26 Professor Greenberg noted that the defendant gave an account that his male victims had been "basically neighbours". The defendant acknowledged, in the course of his interview with Professor Greenberg, that he had previously been charged with "peep and prying", an allegation that he said related to one girl and two boys. He denied sexual molestation of these children.
27 There is material in the supporting documentation concerning charges brought against the defendant arising out of incidents on 18 December 1987 and 1988 at Cootamundra; "peep and pry"; malicious damage to property; possess house breaking instruments; and enter enclosed lands. The addresses at which the offences occurred were close to where the defendant was then living. The offences involved removing fly-screens from the bedroom windows of rooms occupied by children. The December 1987 offence involved attempt to gain entry to a bedroom where a four-year-old girl was sleeping. The 1988 offence involved an attempt to gain entry to a bedroom in which two boys aged seven and five were sleeping. The supporting documentation includes a handwritten account by the defendant acknowledging these offences. The defendant acknowledged his intention of sexually assaulting the female child in the first of the incidents. The defendant acknowledged that he was in breach of bail at the date of the second offence.
28 Professor Greenberg considered that the defendant had poor insight into his psychosexual disorder. Professor Greenberg concurred with the opinions contained in the psychological reports that the defendant falls in to the high-risk category on the Static 99 actuarial instrument.
29 The defendant was admitted to the CUBIT program for the high intensity psychological treatment of moderate to high-risk sex offenders. He did not complete this program. Katherine Sahm records that the defendant was discharged from the CUBIT program on 24 August 2001 in the context of attempts at self-harm. At the time of his discharge he was noted as having "poor and unsatisfactory" participation in treatment groups. There is support for this conclusion in the affidavit of David Bright, which extracts a number of entries from the CUBIT discharge report.
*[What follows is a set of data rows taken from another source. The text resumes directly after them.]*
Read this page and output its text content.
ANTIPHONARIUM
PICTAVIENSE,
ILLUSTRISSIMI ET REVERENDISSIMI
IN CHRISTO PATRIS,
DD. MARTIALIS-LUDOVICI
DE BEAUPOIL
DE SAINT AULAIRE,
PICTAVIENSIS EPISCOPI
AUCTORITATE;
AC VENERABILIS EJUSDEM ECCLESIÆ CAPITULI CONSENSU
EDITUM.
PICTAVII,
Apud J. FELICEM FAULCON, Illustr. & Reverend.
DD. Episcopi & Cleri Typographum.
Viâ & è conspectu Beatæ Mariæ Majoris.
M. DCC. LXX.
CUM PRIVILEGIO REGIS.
30 In late 2004 the defendant embarked on a course of treatment with anti-libidinal medication. This was discontinued in 2006 because of the unwanted side effects of the medication. He then started on a course of Depo-provera, but this was discontinued in January 2007, again because of the side effects.
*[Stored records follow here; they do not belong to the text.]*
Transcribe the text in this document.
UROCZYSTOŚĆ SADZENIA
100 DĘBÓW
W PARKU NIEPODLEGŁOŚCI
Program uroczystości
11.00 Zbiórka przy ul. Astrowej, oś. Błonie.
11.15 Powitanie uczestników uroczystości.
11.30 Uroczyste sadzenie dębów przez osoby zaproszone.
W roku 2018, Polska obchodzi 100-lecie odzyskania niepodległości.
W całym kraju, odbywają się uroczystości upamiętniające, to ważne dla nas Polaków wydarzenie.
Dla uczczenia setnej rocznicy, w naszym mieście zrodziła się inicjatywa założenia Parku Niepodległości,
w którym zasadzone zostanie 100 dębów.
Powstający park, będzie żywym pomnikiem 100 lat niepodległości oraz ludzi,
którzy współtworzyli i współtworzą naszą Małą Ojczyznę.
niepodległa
31 The results of statistical assessment are that the defendant is in the high-risk category for sexual re-offending. This assessment finds support in the opinions of Mr Bright, the manager of the CUBIT program, and Ms Sahm, a registered psychologist with expertise in the assessment of sex offenders.
32 In her report Ms Sahm observes that the defendant employed methods of increased sophistication in enticing children into his home. She assesses him as a high-risk untreated sex offender, on the basis of the actuarial instrument and a consideration of dynamic factors personal to the defendant.
33 As the written submissions filed on behalf of the plaintiff note, subs (17(4)(b), (f) and (g) are not of application to this defendant at the stage of the interim application. Taking into account the considerations to which the balance of subs 17(4) directs attention, I consider that the supporting documentation would, if proved, justify the making of a continuing detention order or an extended supervision order.
34 I am satisfied that it is appropriate to make an order for the interim detention of the defendant for a period not exceeding 28 days from 17 June 2007.